Enfim, a recomendação de hoje é de um livro que terminei de ler faz o quê? Menos de duas horas... Quis escrever minhas considerações piradas sobre ele antes de me esquecer de tudo.
Título: Feliz Ano Velho
Autor: Marcelo Rubens Paiva
Editora: Brasiliense (23ª Edição)
Ano de publicação: 1986
Total de páginas: 232
"Feliz Ano Velho - Marcelo tocava guitarra, jogava futebol e estudava engenharia agrônoma. Aos vinte anos, sofreu um acidente que o deixou paralítico. Feliz Ano Velho representa sua vida.Dizer que é um relato de vida comovente é fazer um pacto com o lugar comum. Mas e daí? Lugar comum também não pode ser uma imagem que bate fundo no coração de todos, que pega, pela emoção, cada um de nós? Que é comum a todos? Coisas da vida, da morte, do amor, quando narradas sem pieguice, são comoventes. Sem embargo do lugar comum."
Encontrei esse livro aqui em casa, no antigo quarto do meu irmão. Esse título não me é estranho, pensei.
Que tal ler?
Ótimo! Comecei a ler na última sexta-feira de manhã e concluí o livro hoje, numa tarde tranquila de domingo. Sem dúvida, é um livro muito bom, narrado pelo próprio Marcelo Rubens Paiva, ou seja, é uma história real, em que acompanhamos a trajetória do Marcelo começando pelo acidente que mudou toda a sua vida, mas apesar de ser muito trágico, não é um dramalhão exagerado. É comovente, porém sem pender para o exagero.
Marcelo era um jovem universitário, um músico talentoso, jogava futebol, namorava muito, era enturmado, aproveitava bem a sua juventude. Vinte anos completos, um futuro incrível pela frente, um futuro que mudou em poucos segundos.
BIIIIN.
No dia 14 de dezembro de 1979.
Não parecia perigoso, afinal, era só uma brincadeira. Um salto mal calculado, a queda, e... BIIIN.
Já era.
Aquele futuro, fosse como fosse, já era.
Tudo mudou.
Assim mesmo, de uma hora para outra.
Flerte com a morte. Essa foi por pouco. Por pouco mesmo. A vida venceu. Mas não será aquela de antes.
Os primeiros dias na UTI são os mais decisivos, com toda a certeza.
O que esperar? O que vai acontecer?
Um mês.
Tanta coisa acontecendo, o mundo continua girando, mas as pessoas mais queridas para o Marcelo estão ali, cuidando dele, solidárias. Estou convicta de que esse carinho que ele recebeu também o ajudou a se recuperar. Ele teve muita gente boa o amparando, ao seu lado. Muitas pessoas mostraram o melhor lado de si mesmas. Ele teve sorte de poder contar com amigos de verdade numa fase em que normalmente a maioria das pessoas não tem estrutura para lidar e some. Mesmo que ele não se sinta um herói, ele é sim. Ele é um sobrevivente. Ele suportou bravamente a cirurgia, assim como teve de aprender a viver sem o pai.

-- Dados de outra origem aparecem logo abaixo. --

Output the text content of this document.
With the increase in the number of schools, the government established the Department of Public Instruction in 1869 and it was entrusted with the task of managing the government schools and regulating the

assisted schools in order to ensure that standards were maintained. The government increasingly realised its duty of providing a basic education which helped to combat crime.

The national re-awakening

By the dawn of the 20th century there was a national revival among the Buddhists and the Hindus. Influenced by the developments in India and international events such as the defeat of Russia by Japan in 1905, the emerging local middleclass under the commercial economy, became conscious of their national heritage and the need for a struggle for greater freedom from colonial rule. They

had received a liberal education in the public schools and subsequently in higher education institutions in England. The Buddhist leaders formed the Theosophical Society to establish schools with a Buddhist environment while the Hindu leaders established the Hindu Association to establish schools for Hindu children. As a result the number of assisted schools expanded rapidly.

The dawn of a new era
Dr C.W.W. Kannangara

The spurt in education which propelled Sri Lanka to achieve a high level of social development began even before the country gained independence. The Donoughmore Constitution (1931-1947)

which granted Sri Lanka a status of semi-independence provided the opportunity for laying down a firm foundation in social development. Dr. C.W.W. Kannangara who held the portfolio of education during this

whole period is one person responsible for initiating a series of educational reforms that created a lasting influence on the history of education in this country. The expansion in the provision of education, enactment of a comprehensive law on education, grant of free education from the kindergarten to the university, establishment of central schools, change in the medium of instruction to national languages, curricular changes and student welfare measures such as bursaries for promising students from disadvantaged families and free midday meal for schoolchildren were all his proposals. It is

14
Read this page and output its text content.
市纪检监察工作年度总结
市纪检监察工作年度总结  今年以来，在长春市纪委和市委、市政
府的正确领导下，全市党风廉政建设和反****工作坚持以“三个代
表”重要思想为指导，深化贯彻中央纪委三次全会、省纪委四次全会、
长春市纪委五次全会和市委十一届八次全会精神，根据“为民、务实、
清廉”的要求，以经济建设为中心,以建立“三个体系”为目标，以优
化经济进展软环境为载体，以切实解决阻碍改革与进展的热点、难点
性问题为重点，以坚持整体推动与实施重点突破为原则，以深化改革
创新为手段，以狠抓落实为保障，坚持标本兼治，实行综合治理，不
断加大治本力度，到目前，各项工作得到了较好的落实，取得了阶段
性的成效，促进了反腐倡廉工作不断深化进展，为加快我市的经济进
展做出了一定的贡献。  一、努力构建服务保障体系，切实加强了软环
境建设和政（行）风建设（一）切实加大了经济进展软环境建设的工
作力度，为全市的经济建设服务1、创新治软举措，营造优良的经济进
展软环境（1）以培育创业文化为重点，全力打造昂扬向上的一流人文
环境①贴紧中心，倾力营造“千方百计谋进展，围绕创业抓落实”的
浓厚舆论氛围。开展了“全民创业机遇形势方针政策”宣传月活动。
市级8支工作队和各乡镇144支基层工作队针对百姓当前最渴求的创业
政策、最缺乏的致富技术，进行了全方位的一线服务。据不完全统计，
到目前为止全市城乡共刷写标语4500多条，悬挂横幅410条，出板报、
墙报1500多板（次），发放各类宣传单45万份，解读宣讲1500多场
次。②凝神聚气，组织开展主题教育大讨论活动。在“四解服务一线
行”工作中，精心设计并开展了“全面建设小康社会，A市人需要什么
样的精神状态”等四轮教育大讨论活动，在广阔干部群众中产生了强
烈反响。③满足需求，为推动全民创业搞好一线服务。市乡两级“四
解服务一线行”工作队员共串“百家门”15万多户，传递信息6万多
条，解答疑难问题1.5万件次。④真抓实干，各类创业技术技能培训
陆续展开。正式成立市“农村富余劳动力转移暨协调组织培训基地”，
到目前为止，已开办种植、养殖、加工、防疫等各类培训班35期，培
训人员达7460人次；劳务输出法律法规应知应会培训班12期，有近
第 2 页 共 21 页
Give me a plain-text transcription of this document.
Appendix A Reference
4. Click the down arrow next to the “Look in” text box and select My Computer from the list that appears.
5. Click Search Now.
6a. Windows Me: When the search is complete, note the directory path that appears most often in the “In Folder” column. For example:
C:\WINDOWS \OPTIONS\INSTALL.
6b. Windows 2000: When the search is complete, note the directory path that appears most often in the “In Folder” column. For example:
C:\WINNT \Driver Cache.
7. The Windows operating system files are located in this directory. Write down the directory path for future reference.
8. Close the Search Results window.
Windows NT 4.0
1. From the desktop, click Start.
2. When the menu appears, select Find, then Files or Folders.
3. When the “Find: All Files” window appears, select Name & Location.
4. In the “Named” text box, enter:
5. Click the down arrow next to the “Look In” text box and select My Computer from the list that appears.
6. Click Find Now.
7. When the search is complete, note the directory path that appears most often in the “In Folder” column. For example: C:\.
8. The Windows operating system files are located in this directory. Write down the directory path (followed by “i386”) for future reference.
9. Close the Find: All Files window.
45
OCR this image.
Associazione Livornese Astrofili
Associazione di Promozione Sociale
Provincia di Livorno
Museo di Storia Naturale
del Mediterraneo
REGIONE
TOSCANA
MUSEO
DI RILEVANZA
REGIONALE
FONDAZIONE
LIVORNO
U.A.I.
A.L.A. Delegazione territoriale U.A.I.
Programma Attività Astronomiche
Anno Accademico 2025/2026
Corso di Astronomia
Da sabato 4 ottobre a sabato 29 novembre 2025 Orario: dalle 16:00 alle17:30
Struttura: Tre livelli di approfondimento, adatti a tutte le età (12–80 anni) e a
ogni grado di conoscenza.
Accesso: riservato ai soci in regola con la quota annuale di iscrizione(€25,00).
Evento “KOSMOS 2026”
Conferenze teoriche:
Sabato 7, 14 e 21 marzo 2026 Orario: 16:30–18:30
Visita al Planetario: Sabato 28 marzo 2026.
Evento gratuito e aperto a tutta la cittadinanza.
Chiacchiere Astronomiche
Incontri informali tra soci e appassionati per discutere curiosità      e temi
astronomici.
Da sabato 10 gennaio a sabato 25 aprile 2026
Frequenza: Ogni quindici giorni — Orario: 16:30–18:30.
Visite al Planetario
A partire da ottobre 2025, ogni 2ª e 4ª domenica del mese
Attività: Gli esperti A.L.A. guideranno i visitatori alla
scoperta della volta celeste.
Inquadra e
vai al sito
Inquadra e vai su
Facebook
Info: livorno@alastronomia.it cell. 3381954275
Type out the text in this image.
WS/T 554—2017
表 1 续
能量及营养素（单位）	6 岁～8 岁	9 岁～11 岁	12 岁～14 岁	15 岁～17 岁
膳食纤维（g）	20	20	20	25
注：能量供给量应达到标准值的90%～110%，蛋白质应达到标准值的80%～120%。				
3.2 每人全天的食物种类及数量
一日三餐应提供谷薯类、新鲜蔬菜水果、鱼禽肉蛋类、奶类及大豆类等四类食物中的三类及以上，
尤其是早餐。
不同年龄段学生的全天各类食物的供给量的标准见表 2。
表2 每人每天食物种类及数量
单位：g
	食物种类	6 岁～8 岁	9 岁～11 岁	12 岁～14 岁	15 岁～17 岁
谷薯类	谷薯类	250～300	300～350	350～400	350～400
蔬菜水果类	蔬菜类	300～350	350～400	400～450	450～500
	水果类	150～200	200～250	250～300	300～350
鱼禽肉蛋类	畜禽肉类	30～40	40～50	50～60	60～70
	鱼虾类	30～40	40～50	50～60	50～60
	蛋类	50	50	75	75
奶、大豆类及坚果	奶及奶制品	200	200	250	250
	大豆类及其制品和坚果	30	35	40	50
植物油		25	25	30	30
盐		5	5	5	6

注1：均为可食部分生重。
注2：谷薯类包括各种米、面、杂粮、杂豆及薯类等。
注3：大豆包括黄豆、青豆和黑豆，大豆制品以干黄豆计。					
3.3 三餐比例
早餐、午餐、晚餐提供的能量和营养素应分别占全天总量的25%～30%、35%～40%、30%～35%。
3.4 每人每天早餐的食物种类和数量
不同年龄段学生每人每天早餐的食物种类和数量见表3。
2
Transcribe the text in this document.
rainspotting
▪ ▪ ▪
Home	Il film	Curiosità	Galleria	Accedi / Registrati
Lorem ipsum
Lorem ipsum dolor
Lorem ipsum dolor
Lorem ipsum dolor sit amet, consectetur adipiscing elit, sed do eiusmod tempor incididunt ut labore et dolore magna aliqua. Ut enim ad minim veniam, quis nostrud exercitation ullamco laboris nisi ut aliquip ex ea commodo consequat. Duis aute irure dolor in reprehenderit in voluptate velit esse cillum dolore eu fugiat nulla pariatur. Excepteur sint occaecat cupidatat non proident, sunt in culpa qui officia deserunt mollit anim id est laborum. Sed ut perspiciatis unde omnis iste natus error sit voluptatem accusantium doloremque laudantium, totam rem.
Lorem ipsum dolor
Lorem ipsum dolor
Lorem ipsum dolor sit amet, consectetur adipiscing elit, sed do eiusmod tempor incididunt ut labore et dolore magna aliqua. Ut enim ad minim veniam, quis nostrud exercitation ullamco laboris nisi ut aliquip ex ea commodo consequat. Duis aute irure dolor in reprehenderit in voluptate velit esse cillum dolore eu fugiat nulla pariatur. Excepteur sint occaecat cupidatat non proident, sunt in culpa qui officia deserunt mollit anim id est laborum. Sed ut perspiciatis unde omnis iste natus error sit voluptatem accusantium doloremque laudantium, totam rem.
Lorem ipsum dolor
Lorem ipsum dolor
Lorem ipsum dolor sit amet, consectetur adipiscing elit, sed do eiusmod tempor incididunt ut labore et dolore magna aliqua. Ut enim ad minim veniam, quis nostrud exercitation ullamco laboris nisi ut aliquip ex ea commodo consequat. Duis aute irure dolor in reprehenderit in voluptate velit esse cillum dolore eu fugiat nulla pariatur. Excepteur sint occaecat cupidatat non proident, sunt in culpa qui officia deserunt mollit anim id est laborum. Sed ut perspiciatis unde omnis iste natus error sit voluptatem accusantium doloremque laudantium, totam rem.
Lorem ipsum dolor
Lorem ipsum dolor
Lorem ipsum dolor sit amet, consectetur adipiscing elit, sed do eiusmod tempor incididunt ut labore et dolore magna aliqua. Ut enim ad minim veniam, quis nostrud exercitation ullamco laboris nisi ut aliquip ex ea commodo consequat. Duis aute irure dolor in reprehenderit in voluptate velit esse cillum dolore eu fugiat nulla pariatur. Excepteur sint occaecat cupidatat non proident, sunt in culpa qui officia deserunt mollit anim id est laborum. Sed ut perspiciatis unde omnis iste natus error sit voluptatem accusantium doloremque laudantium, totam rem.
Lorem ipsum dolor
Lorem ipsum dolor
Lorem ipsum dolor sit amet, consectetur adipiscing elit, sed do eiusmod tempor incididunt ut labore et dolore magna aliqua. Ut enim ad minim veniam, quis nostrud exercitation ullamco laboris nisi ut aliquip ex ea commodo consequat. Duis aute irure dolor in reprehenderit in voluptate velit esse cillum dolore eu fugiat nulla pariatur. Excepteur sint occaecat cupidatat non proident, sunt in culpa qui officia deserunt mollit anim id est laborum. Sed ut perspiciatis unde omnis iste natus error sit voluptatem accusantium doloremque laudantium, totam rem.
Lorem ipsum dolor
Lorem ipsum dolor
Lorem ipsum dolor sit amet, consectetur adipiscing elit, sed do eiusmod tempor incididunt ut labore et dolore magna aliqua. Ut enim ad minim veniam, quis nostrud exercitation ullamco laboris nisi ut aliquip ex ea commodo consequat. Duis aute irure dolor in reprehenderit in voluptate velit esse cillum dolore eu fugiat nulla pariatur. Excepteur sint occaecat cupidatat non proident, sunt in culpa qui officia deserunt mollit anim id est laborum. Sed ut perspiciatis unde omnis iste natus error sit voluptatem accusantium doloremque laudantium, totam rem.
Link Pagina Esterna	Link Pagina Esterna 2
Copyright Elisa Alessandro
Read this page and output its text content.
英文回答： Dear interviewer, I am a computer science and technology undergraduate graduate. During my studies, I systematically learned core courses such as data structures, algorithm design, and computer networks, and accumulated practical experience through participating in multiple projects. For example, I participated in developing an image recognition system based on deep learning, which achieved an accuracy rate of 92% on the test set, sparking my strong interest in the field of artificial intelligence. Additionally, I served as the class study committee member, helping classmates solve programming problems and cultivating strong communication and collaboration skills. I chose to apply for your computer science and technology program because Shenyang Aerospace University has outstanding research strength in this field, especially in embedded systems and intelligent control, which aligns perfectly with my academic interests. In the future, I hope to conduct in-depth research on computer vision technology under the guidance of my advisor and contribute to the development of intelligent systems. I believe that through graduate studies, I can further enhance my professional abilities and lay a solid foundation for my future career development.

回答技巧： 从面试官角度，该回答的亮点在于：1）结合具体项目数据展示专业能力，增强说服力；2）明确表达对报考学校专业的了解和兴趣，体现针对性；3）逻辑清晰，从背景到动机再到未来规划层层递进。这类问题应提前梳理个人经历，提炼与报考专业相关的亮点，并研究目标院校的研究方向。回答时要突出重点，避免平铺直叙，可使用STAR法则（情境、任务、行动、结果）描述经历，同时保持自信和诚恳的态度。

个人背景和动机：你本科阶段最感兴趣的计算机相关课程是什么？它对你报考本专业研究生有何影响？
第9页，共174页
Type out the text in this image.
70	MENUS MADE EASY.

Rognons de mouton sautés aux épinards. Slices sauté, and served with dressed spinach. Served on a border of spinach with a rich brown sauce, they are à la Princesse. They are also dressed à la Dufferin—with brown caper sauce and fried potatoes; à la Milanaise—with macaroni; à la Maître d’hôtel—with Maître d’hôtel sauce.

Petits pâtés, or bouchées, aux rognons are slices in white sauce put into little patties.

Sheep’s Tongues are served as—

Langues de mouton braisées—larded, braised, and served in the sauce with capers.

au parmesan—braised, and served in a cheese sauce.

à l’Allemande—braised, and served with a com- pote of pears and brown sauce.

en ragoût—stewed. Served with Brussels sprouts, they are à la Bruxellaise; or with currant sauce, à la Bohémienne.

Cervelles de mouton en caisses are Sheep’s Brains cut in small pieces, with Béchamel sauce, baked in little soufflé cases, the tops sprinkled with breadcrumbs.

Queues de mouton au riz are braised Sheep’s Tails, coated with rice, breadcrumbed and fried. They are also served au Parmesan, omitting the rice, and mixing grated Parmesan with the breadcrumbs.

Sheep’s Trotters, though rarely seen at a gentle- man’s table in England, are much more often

Marcelo Rubens Paiva é filho do ex-deputado Rubens Paiva ― desaparecido e morto pelos militares em 1971, quando Marcelo era uma criança. Sua família assim como muitas outras sofreu a indefinição, a dor de ter notícias desencontradas sobre os entes queridos sumidos, então mesmo que eu tenha nascido depois do fim do governo militar, só de pensar no que foi a repressão desses anos de chumbo, acho sim que quem faz apologia à intervenção militar devia ser preso, porque é debochar do sofrimento de quem viveu o inferno na carne e na navalha, no pau-de-arara. Cuspir na dor do filho que cresceu sem o pai, da esposa que nunca soube se era casada ou viúva, da mãe que perdeu o filho. Considero justas as manifestações de rua porque já que vivemos tantos anos sem termos direito a votar, sob uma censura cruel, sem ter o direito de expor o que realmente se pensava sobre o governo, acredito que as pessoas devem ter sua opinião formada em política (qualquer que seja a ideologia: direita ou esquerda), porém discordo do ódio contra minorias, daquela baixaria de desejar a morte de políticos (por piores que eles sejam), mandar a presidente “ir transar”, usar suástica e blábláblá. Tem gente que acaba exagerando no ódio, então é por isso que eu não discuto política, porque infelizmente com a internet, algumas pessoas se prevalecem do dito anonimato para despejarem o que de pior há em si. Tudo o que espero é que as coisas melhorem.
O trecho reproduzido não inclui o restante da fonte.